Pimpinan dan Anggota DPRD beserta Sekretariat DPRD Kab. Sidoarjo Mengucapkan Selamat Hari Jadi Kabupaten Sidoarjo Ke 155 Dengan semangat hari jadi ke 155 Kabupaten Sidoarjo, kita songsong pesta demokrasi yang aman demi kelanjutan pembangunan menuju Sidoarjo yang sejahtera, mandiri dan berkeadilan

Pengurusan IMB di Sidoarjo Diserahkan ke Kecamatan

0 comments

Sidoarjo, Bhirawa

Prosedur Permohonan Izin Mendirikan Bangunan

Badan Pelayanan Perizinan Terpadu (BPPT) Kab Sidoarjo, dalam waktu dekat  akan menyerahkan Izin mendirikan bangunan (IMB) untuk rumah tinggal, kepada pihak kecamatan.

Penyerahan ini sebagai wujud realisasi Perbup 78/2008, tentang pelimpahan sebagian kewenangan Bupati kepada Camat.

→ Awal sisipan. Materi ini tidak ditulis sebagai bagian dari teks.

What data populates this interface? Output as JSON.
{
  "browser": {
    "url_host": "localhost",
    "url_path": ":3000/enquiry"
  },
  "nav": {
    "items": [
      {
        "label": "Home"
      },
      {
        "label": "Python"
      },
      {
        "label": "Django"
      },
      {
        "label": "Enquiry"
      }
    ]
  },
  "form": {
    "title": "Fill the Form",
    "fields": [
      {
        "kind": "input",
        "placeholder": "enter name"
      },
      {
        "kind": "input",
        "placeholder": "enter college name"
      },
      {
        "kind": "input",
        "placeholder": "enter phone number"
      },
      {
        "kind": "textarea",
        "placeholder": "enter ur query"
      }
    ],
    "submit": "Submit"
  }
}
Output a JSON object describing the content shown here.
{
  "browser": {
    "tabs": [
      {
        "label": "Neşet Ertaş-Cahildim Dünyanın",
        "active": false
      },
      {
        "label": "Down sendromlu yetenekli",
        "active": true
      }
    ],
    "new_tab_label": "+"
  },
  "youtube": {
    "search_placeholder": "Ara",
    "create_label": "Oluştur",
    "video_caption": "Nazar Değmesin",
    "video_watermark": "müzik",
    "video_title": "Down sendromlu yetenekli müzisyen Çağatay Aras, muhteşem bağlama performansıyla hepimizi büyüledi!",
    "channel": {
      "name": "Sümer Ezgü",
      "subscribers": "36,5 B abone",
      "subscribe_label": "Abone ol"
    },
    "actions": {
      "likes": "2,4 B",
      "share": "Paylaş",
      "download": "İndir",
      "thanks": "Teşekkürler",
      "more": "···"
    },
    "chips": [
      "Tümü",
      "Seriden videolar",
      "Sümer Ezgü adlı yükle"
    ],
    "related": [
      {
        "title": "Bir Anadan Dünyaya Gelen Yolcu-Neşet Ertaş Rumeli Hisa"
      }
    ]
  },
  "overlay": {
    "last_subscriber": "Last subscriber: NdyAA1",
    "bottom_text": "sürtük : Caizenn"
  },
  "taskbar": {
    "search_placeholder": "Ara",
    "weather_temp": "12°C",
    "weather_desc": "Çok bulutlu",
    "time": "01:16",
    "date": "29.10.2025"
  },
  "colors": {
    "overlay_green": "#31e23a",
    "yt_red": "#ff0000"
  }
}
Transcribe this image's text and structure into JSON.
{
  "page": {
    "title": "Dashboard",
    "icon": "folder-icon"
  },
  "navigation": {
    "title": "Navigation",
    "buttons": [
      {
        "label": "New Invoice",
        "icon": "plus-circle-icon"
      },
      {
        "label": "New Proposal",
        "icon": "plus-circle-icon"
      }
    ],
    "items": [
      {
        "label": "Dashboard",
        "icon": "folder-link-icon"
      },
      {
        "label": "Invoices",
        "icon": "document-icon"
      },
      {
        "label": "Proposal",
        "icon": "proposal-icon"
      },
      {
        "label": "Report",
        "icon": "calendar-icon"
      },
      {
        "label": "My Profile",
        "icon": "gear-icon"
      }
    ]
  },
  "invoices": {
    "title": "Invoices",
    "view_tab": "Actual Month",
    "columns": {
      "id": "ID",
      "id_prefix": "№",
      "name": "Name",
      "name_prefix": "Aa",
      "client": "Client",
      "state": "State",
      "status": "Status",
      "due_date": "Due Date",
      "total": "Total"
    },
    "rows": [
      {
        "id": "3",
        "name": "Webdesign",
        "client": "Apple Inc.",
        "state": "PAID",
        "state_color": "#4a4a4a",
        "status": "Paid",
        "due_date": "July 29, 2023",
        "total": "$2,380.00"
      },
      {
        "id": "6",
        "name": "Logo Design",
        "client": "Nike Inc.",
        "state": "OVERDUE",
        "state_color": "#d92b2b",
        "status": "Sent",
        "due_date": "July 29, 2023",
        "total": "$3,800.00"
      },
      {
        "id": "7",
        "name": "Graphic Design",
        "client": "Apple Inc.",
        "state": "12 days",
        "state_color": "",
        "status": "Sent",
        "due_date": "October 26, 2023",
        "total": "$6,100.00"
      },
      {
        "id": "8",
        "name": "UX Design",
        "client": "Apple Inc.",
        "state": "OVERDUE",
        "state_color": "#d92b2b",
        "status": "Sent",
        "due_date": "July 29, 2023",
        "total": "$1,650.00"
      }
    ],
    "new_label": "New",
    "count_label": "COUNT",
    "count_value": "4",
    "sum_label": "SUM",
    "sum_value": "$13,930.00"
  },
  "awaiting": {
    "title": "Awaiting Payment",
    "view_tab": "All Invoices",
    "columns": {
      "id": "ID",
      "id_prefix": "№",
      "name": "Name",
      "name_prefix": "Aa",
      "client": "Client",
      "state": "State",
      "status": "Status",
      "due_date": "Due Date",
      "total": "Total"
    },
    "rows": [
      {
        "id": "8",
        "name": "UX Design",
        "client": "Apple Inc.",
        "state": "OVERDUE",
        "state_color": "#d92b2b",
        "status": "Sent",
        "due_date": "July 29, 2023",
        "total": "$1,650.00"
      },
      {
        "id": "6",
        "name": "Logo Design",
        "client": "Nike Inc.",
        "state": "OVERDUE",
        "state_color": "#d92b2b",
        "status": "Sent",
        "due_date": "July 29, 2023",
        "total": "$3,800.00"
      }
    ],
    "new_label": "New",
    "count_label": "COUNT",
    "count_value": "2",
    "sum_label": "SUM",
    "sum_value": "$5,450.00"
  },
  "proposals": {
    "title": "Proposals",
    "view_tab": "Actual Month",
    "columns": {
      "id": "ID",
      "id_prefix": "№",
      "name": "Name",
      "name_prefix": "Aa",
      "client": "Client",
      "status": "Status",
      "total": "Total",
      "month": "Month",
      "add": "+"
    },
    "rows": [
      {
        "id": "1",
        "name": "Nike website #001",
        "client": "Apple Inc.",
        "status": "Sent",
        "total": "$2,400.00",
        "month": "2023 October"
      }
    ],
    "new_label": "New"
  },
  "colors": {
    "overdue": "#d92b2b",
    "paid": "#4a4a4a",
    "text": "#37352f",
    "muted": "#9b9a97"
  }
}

Humas BPPT Sidoarjo, Drs Redy Kusuma, Rabu (6/7) kemarin mengungkapkan dalam waktu dekat ini, BPPT akan memberi bimbingan teknis (Bimtek) kepada Camat agar paham dalam memroses dan menerbitkan IMB di wilayahnya.

Menurut Redy, dengan diserahkannya pengurusan IMB di kecamatan, akan bisa membantu kabupaten. Sebab menurut data di BPPT yang diperoleh dari Badan Pusat Statistik (BPS), bangunan yang ber IMB hanya tercover 30 % saja. Disampaikan Redy, IMB yang akan diserahkan kepada kecamatan itu adalah yang luasan bangunannya di bawah 200 M2 atau bangunan non tempat usaha, non bertingkat  dan non IMB perumahan.

“Biasanya banyak ditemui di desa-desa,” kata Redy, yang juga Kasubag Perencanaan dan Pelaporan BPPT Sidoarjo. Masyarakat di imbau untuk mengurus IMB, sebab ada 2 manfaat yang didapat. Pertama bisa sebagai bentuk legalitas pada saat jual beli, kedua bisa diagunkan ke perbankan sebagai jaminan kredit.

Besarnya retribusi IMB ini, lanjut Redy, tergantung luasannya. Nilainya per meter persegi kurang lebih Rp 3000. Saat mengurus IMB, masyarakat akan dibebaskan dari biaya pembelian blangko permohonan IMB alias gratis.

Diakui Redy, ada 3 faktor agar pelayanan IMB di kecamatan bisa berjalan. Diantaranya faktor personel, prasarana dan pembiayaan. Sebagai bentuk persiapan personel, menurut Redy, maka dilakukanlah  bimbingan teknis (bimtek) tersebut.  Sedangkan dua faktor lainnya, yakni prasarana dan pembiayaan, tergantung dari PAK tahun ini

“Saya harap pelayanan IMB di kecamatan ini , bisa terealisasi pada tahun ini,” ujar Redy. Sebagaimana diketahui, di Sidoarjo masih ada 2 SKPD yang telah menyerahkan sebagian kewenangan Bupati kepada Camat.  Diantaranya

Dinsosnaker dan BPMPKB. Dinsosnaker tentang pembuatan kartu kuning dan BPMPKB tentang pelayanan kepada anak. Menurut Kasie Penempatan kerja Dinsosnaker Sidoarjo, Lexi Yunarto, pelimpahan kewenangan tersebut bagus. Sebab akan bisa memangkas proses birokrasi serta efisien waktu dan biaya bagi masyarakat yang mengurus kartu kuning.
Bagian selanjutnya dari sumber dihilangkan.